I saw Paterson (2016) last night, and I woke up this morning dreaming in poetry.
I used to write everything in poetry, then I decided to switch to prose in order to try to say the things I needed to say.
Now that I'm older, I find the things I need to say are too complex for the prose I have the ability to write.
Perhaps it's time to go back to poetry.
April 7, 2017
Paterson is about a bus driver named Paterson who works for the Public Transit Authority of Paterson, New Jersey - the place about which the American poet William Carlos Williams wrote his modernist epic, "Paterson"1; and where the Beat Poet (and my poetic paragon) Allen Ginsberg grew up and spent some time writing.
The film is an art film; something America doesn't do very much.
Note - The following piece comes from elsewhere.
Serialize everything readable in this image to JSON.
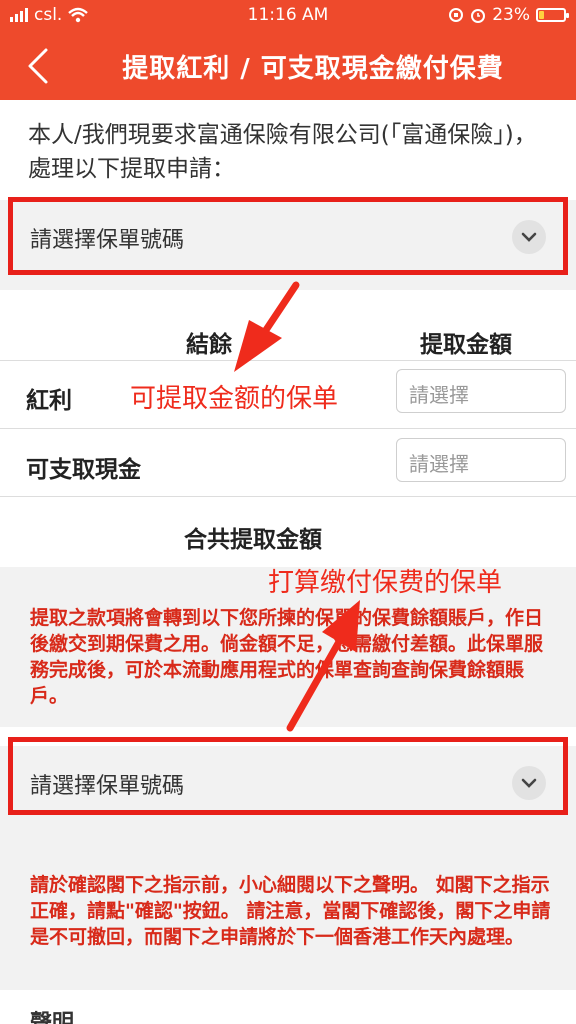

Something the film's maker Jim Jarmusch, has been trying to change throughout his career in film.
The movie talks about identity; how, if we are happy with the identity we have built for ourselves, it can shape the world we chose to understand that we live in.
In Paterson's America, the world is about love.
It is not about a hundred other things that it could be about - those things that appear in the landscape of Paterson's days - it is them, but they are not important, they just inform the other thing.
Paterson tries to reset the conversation in America, and there are strong, deep currents which lend to that.
Perhaps America is too old now for prose. America was once younger than that now.